Mengenal arah namun mendadak buta. Mondar-mandir
hilir mudik, kesana-kemari. Timur ke barat, selatan ke utara menjadi kabur dalam
hitungan seketika. Si pemilik dua bola mata pun seolah-olah menjadi buta dalam
pencariannya. Menjadi seorang amnesia yang terkujur kaku dalam
ketidaktahuannya.
(Sumber : https://tymask.wordpress.com/2008/06/11/)
Mengenal jalur sekitar namun tak piawai
memindai tempat yang pernah terjamah oleh sepasang mata. Apalagi tempat yang
belum pernah terjamah indra visual sebelumnya, kemungkinan besar hanya imaji
fatamorganalah yang ada dibenak kepala. Terus mengada dan menduga-duga, itulah
kondisi yang sedang merong-rong sang pencari jejak tali silaturahmi yang telah
dibentangkan sebelumnya.
(Sumber : http://vietquers.blogspot.co.id/2012/07/blog-post.html)

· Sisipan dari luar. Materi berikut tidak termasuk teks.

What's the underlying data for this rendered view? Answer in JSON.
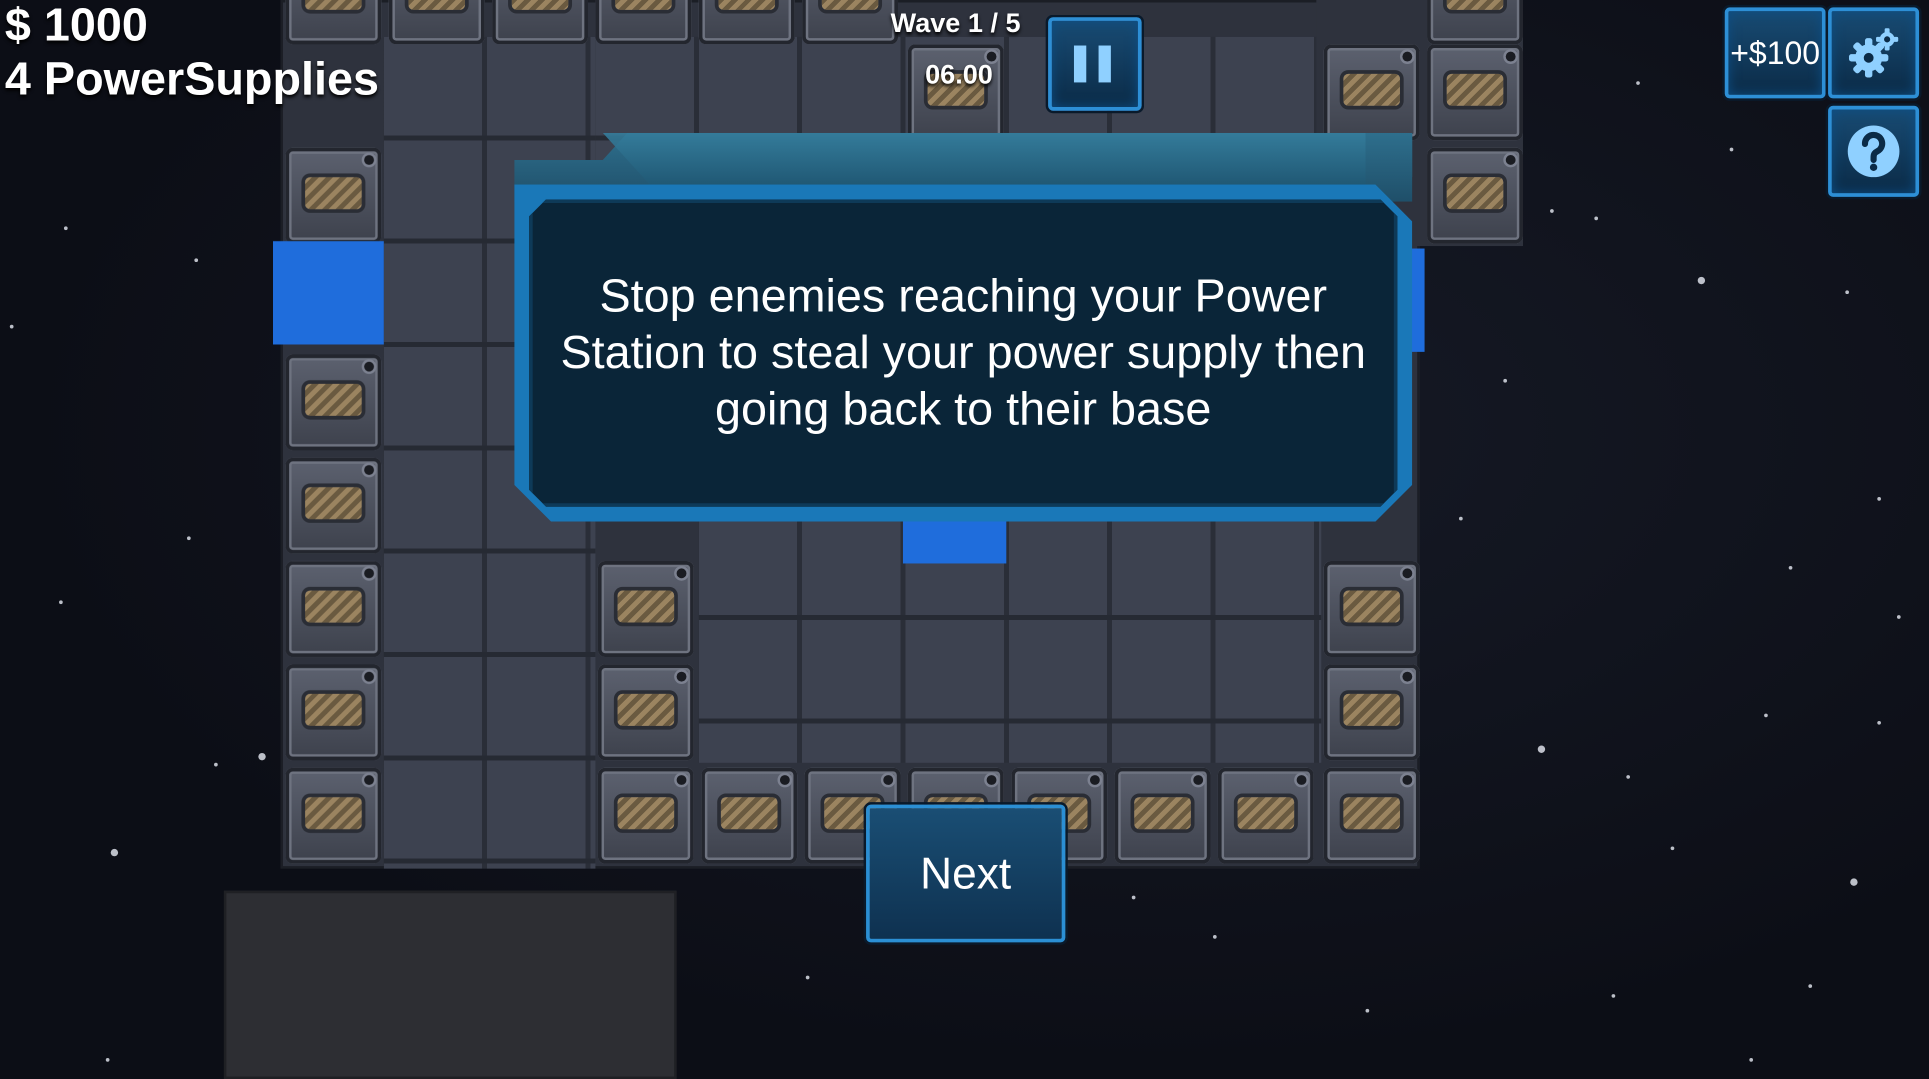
{
  "hud": {
    "money": "$ 1000",
    "power_supplies": "4 PowerSupplies",
    "wave": "Wave 1 / 5",
    "timer": "06.00"
  },
  "buttons": {
    "bonus_label": "+$100",
    "pause_icon": "pause-icon",
    "settings_icon": "gear-icon",
    "help_icon": "question-mark-icon"
  },
  "tutorial": {
    "message": "Stop enemies reaching your Power Station to steal your power supply then going back to their base",
    "next_label": "Next"
  },
  "colors": {
    "accent": "#2b8fd4",
    "panel_bg": "#0a2538",
    "lane_marker": "#1f6ddc"
  }
}
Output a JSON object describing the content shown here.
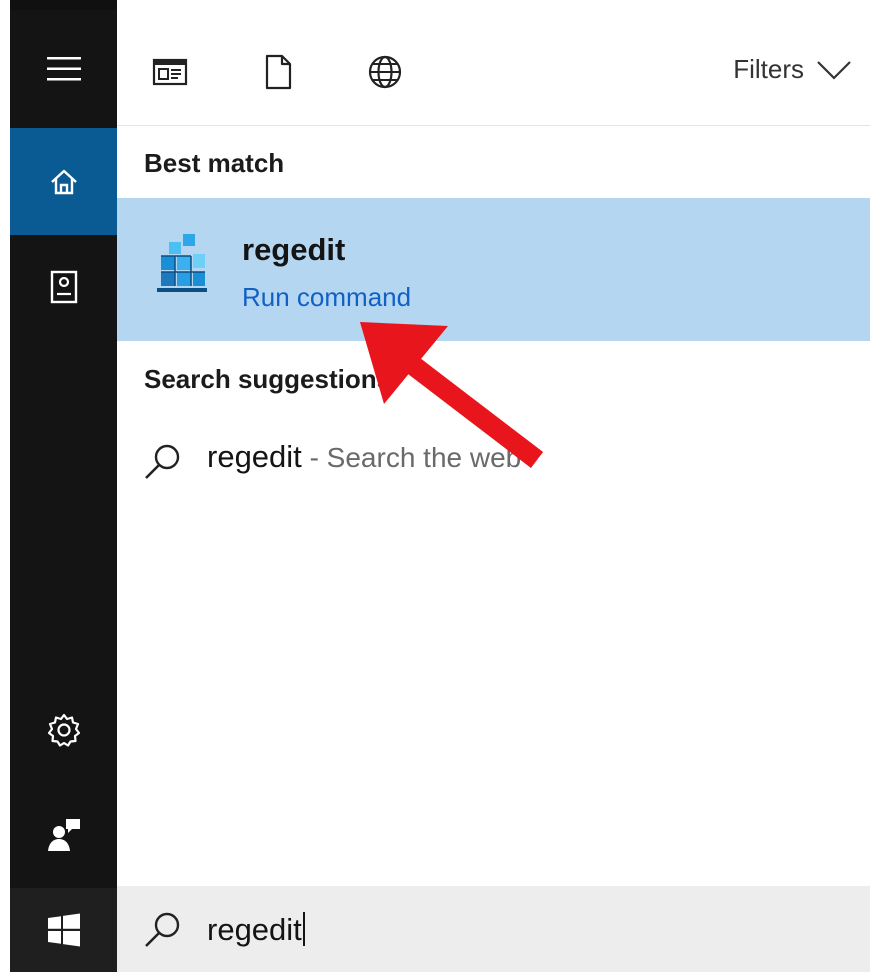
{
  "toolbar": {
    "filters_label": "Filters",
    "icons": [
      "apps-icon",
      "document-icon",
      "web-globe-icon"
    ]
  },
  "sidebar": {
    "items": [
      "menu-icon",
      "home-icon",
      "documents-icon",
      "settings-icon",
      "feedback-icon",
      "windows-start-icon"
    ]
  },
  "best_match": {
    "heading": "Best match",
    "title": "regedit",
    "subtitle": "Run command",
    "icon": "registry-editor-icon"
  },
  "suggestions": {
    "heading": "Search suggestions",
    "items": [
      {
        "term": "regedit",
        "rest": " - Search the web"
      }
    ]
  },
  "search": {
    "value": "regedit",
    "icon": "search-icon"
  },
  "annotation": {
    "type": "arrow",
    "color": "#e8161c",
    "target": "best-match-subtitle"
  },
  "colors": {
    "rail": "#141414",
    "rail_active": "#0a5a94",
    "highlight_row": "#b4d6f0",
    "link": "#1160c6",
    "search_bar": "#ededed"
  }
}
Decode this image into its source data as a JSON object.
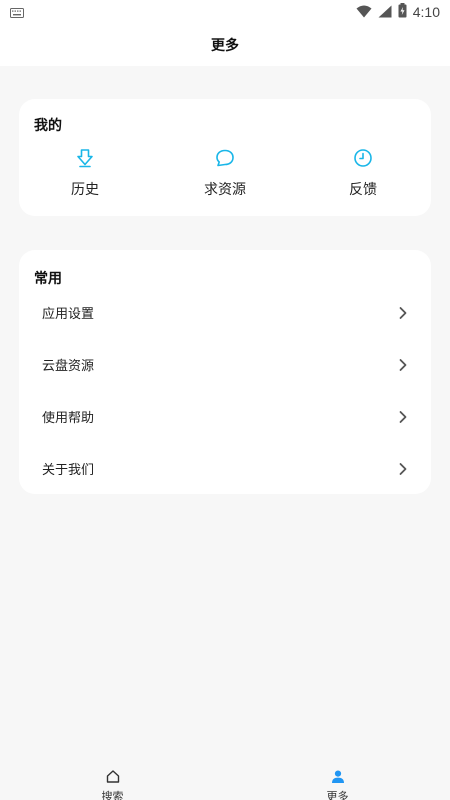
{
  "status_bar": {
    "time": "4:10"
  },
  "header": {
    "title": "更多"
  },
  "mine": {
    "title": "我的",
    "items": [
      {
        "label": "历史",
        "icon": "download-arrow-icon"
      },
      {
        "label": "求资源",
        "icon": "chat-bubble-icon"
      },
      {
        "label": "反馈",
        "icon": "clock-icon"
      }
    ]
  },
  "common": {
    "title": "常用",
    "items": [
      {
        "label": "应用设置"
      },
      {
        "label": "云盘资源"
      },
      {
        "label": "使用帮助"
      },
      {
        "label": "关于我们"
      }
    ]
  },
  "bottom_nav": {
    "items": [
      {
        "label": "搜索",
        "icon": "home-icon"
      },
      {
        "label": "更多",
        "icon": "user-icon"
      }
    ],
    "active_color": "#2196f3"
  },
  "colors": {
    "accent": "#19b6e8",
    "background": "#f7f7f7",
    "card": "#ffffff"
  }
}
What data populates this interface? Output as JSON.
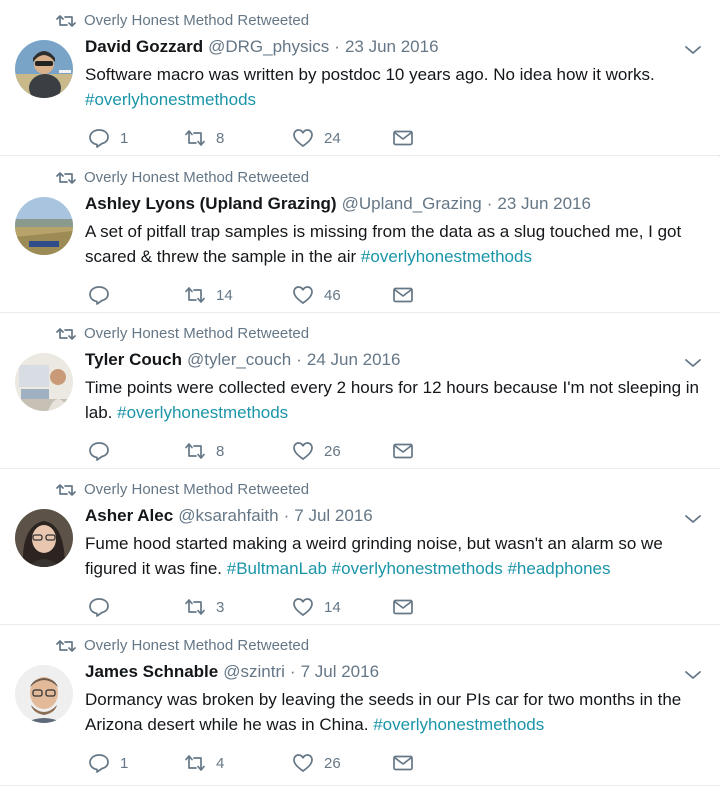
{
  "tweets": [
    {
      "retweet_label": "Overly Honest Method Retweeted",
      "name": "David Gozzard",
      "handle": "@DRG_physics",
      "date": "23 Jun 2016",
      "text_plain": "Software macro was written by postdoc 10 years ago. No idea how it works. ",
      "hashtags": [
        "#overlyhonestmethods"
      ],
      "replies": "1",
      "retweets": "8",
      "likes": "24"
    },
    {
      "retweet_label": "Overly Honest Method Retweeted",
      "name": "Ashley Lyons (Upland Grazing)",
      "handle": "@Upland_Grazing",
      "date": "23 Jun 2016",
      "text_plain": "A set of pitfall trap samples is missing from the data as a slug touched me, I got scared & threw the sample in the air ",
      "hashtags": [
        "#overlyhonestmethods"
      ],
      "replies": "",
      "retweets": "14",
      "likes": "46"
    },
    {
      "retweet_label": "Overly Honest Method Retweeted",
      "name": "Tyler Couch",
      "handle": "@tyler_couch",
      "date": "24 Jun 2016",
      "text_plain": "Time points were collected every 2 hours for 12 hours because I'm not sleeping in lab. ",
      "hashtags": [
        "#overlyhonestmethods"
      ],
      "replies": "",
      "retweets": "8",
      "likes": "26"
    },
    {
      "retweet_label": "Overly Honest Method Retweeted",
      "name": "Asher Alec",
      "handle": "@ksarahfaith",
      "date": "7 Jul 2016",
      "text_plain": "Fume hood started making a weird grinding noise, but wasn't an alarm so we figured it was fine. ",
      "hashtags": [
        "#BultmanLab",
        "#overlyhonestmethods",
        "#headphones"
      ],
      "replies": "",
      "retweets": "3",
      "likes": "14"
    },
    {
      "retweet_label": "Overly Honest Method Retweeted",
      "name": "James Schnable",
      "handle": "@szintri",
      "date": "7 Jul 2016",
      "text_plain": "Dormancy was broken by leaving the seeds in our PIs car for two months in the Arizona desert while he was in China. ",
      "hashtags": [
        "#overlyhonestmethods"
      ],
      "replies": "1",
      "retweets": "4",
      "likes": "26"
    }
  ],
  "icons": {
    "retweet": "retweet-icon",
    "reply": "reply-icon",
    "like": "heart-icon",
    "dm": "envelope-icon",
    "caret": "chevron-down-icon"
  },
  "colors": {
    "muted": "#657786",
    "hashtag": "#1b95a8",
    "text": "#14171a",
    "divider": "#e6ecf0"
  }
}
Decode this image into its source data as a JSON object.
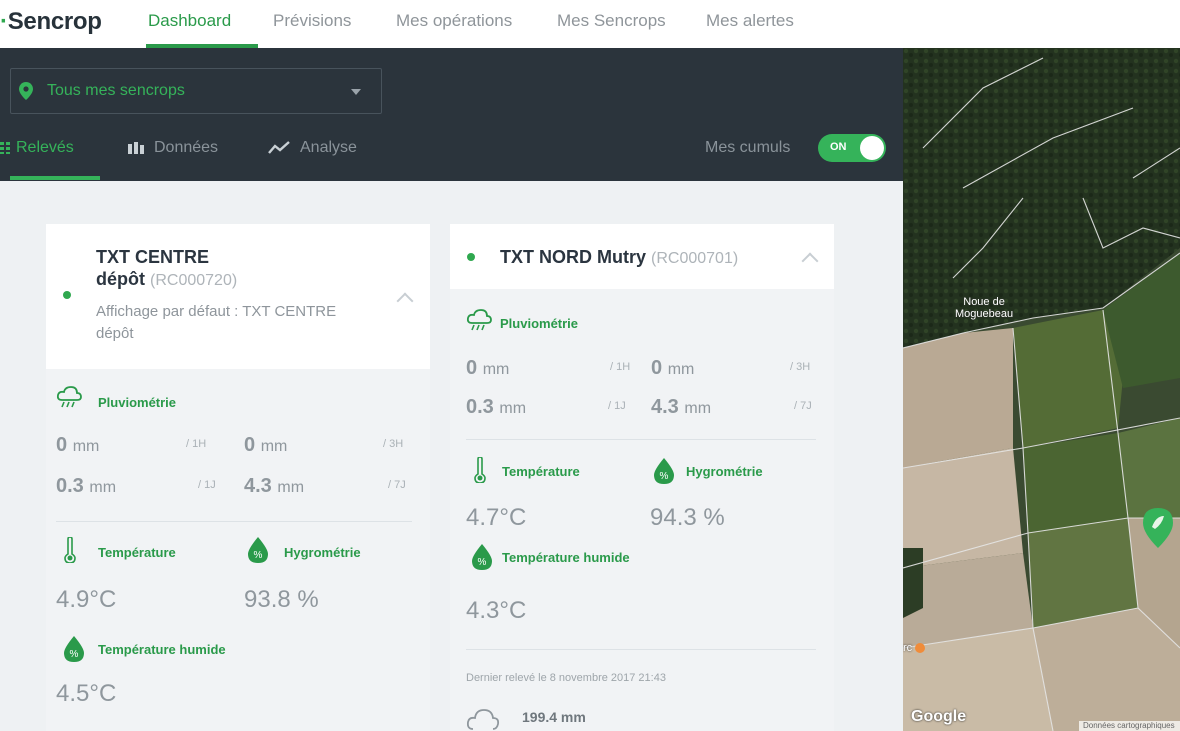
{
  "nav": {
    "brand": "Sencrop",
    "links": [
      "Dashboard",
      "Prévisions",
      "Mes opérations",
      "Mes Sencrops",
      "Mes alertes"
    ],
    "active": "Dashboard"
  },
  "header": {
    "station_select": "Tous mes sencrops",
    "subtabs": [
      "Relevés",
      "Données",
      "Analyse"
    ],
    "cumuls_label": "Mes cumuls",
    "toggle": "ON"
  },
  "cards": [
    {
      "name_line1": "TXT CENTRE",
      "name_line2": "dépôt",
      "code": "(RC000720)",
      "default_line1": "Affichage par défaut : TXT CENTRE",
      "default_line2": "dépôt",
      "pluvio_label": "Pluviométrie",
      "rain": [
        {
          "value": "0",
          "unit": "mm",
          "period": "/ 1H"
        },
        {
          "value": "0",
          "unit": "mm",
          "period": "/ 3H"
        },
        {
          "value": "0.3",
          "unit": "mm",
          "period": "/ 1J"
        },
        {
          "value": "4.3",
          "unit": "mm",
          "period": "/ 7J"
        }
      ],
      "temp_label": "Température",
      "temp_value": "4.9°C",
      "hygro_label": "Hygrométrie",
      "hygro_value": "93.8 %",
      "wet_label": "Température humide",
      "wet_value": "4.5°C"
    },
    {
      "name": "TXT NORD Mutry",
      "code": "(RC000701)",
      "pluvio_label": "Pluviométrie",
      "rain": [
        {
          "value": "0",
          "unit": "mm",
          "period": "/ 1H"
        },
        {
          "value": "0",
          "unit": "mm",
          "period": "/ 3H"
        },
        {
          "value": "0.3",
          "unit": "mm",
          "period": "/ 1J"
        },
        {
          "value": "4.3",
          "unit": "mm",
          "period": "/ 7J"
        }
      ],
      "temp_label": "Température",
      "temp_value": "4.7°C",
      "hygro_label": "Hygrométrie",
      "hygro_value": "94.3 %",
      "wet_label": "Température humide",
      "wet_value": "4.3°C",
      "last_reading": "Dernier relevé le 8 novembre 2017 21:43",
      "cumul_value": "199.4 mm"
    }
  ],
  "map": {
    "place_label_line1": "Noue de",
    "place_label_line2": "Moguebeau",
    "partial_label": "rc",
    "google": "Google",
    "attribution": "Données cartographiques"
  },
  "colors": {
    "accent": "#2a9a4a",
    "dark_header": "#2b343c",
    "content_bg": "#eef1f3"
  }
}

Mengendus dan terus mengendus,
mengorek serpihan informasi akurat yang masih samar dalam tutur kata kabur
informan yang disodorkan. Menelusuri sepanjang jalan dengan rentetan pertanyaan
yang menjadi beban dibenak pemikiran. Nah, inilah tugas filosof bray,
memfokuskan diri, berusaha menyatukan akal pikiran dan pengalaman. Mengerutkan
dahi dan meruncingkan insting personallah yang tatkala itu mampu kami (saya dan
salah seorang teman, panggilan berikutnya) lakukan. Entahlah, entah sejauh dan
sedalam manakah kebingungan telah menyembunyikan target yang mesti kami
temukan. Membalut kesadaran kami yang mulai hilang, sirna dalam kesatruan. Padahal
telah jelas, di sini kami hanya ditugaskan untuk mengantarkan satu surat
undangan acara Walimatul Aqiqah dan satu kresek berkat. Meskipun
demikian, tidak dapat dipungkiri bahwa sebelumnya kami telah terlebih dahulu
menjajah buana mengantarkan surat undangan lain ke tempat yang berbeda.
(Sumber : blogngaji.wordpress.com)
Secara perlahan, teliti dan penuh
kehati-hatian, akhirnya sepeda motor yang kami dikendarai pun menyisir arah
yang dicurigai sebagai tempat yang dimaksud sebagai tujuan. Tatkala itu pun
rasa optimislah yang didahulukan, tidak memandang benar-salah mencapai tujuan.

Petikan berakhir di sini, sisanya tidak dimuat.